Embora Mia Couto não considere a reclusão inspiradora, devido ao cenário de miséria e desemprego, e seja cético quanto a mudanças mais profundas no mundo pós-pandemia, ele acredita ser possível pensar novos caminhos: “trata-se de apostar numa nova ordem em que as instituições do Estado não sejam conduzidas pelos desígnios do mercado. Um mercado ‘livre’ aprisiona os cidadãos tanto como a mais cruel das ditaduras”.

>> Assista aos vídeos de Mia Couto para o Fronteiras do Pensamento

Qual é o espaço da poesia — e da literatura, em modo geral — nesses tempos de dúvidas e de medo? O medo é perigoso? Podemos enfrentá-lo com elegância poética? 

Mia Couto: O espaço da poesia sempre foi encontrado nos interstícios, nas fendas do muro, em contracorrente. Tudo depende, afinal, do que se entende por poesia. Se poesia constituir uma visão alternativa do mundo, e não apenas uma forma de arte, então ela terá poderes para enfrentar este mundo. Às vezes, tudo o que resta é a palavra. Essa palavra é apenas o rosto de algo que Drummond chamou de um sentimento do mundo. 

A poesia pode convocar o desejo de um outro mundo que seja mais nosso. É preciso não esquecer que obras de referência mundial, como A peste, de Albert Camus, foram produzidas como forma de resistência perante um medo coletivo que é suscitado pelas epidemias.
 
A reclusão pode ser inspiradora? A matéria-prima da poesia são as pessoas, o relacionamento entre desejos e anseios. Como trabalhar isso agora? Por outro lado, a reclusão também pode ser inibidora?
Mia Couto: Não creio que formas impostas de reclusão possam estimular a inspiração. A reclusão (isolamento social) não é nunca inspiradora se significa o desemprego e a miséria (como é o caso para muitos criadores de cultura). Não é esta reclusão imposta e desesperada que a maior parte dos criadores deseja para produzir arte.
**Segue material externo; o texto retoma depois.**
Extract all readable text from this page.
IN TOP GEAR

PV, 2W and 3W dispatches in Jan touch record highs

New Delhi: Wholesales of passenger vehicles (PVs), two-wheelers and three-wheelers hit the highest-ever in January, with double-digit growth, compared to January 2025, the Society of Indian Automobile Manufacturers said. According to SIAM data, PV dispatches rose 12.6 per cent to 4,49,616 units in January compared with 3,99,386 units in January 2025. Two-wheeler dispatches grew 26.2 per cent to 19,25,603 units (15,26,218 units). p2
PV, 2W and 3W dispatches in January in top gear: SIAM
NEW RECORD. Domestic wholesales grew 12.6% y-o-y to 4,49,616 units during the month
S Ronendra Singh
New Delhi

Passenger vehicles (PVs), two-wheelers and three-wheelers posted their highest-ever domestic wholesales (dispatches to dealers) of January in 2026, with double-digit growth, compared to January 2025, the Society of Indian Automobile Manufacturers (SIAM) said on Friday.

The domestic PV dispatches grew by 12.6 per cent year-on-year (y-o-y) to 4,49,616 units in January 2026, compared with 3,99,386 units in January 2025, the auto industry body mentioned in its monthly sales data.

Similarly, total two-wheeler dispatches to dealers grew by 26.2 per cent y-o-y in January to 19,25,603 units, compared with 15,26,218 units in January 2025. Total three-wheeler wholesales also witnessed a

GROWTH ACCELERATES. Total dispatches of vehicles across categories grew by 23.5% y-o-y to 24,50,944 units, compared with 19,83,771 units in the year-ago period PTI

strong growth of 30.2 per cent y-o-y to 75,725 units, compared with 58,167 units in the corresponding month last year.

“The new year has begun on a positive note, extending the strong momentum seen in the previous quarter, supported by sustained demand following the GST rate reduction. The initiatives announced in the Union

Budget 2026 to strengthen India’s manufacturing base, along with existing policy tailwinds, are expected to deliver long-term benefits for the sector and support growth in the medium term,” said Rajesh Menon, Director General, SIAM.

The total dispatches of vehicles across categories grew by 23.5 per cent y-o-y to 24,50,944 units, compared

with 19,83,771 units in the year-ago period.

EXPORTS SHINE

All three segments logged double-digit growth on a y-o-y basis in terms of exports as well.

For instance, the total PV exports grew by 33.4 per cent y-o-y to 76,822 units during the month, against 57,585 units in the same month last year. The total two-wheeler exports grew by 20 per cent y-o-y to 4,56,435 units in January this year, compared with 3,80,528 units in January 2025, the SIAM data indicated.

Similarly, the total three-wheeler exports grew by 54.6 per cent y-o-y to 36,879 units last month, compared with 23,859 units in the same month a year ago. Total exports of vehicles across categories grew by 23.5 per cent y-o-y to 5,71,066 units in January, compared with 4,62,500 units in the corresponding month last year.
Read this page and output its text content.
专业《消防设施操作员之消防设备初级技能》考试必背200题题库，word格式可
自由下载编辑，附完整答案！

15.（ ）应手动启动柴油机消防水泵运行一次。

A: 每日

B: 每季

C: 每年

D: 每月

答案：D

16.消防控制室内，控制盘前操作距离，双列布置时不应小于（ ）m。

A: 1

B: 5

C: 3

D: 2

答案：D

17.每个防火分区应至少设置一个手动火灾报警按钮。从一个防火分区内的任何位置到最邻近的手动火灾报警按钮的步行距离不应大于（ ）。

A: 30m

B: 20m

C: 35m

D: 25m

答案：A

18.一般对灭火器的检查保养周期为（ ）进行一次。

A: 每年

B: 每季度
Você acha que o ser humano estará melhor depois da pandemia? Será mais solidário? Ou continuará o mesmo, com suas falhas na alma?
Mia Couto: O problema nunca foi o chamado ser humano. O problema, ou melhor, os problemas, foram os fatores de desumanização que estão inscritos nos modelos de fazer economia e política. Há quem acredite que tudo isso vai ser repensado depois desta epidemia. Mas eu não sou tão otimista. O que talvez seja reforçada é a defesa cega das receitas neoliberais que advogam o emagrecimento (a desconstrução) do Estado e fortalecimento dos mercados. 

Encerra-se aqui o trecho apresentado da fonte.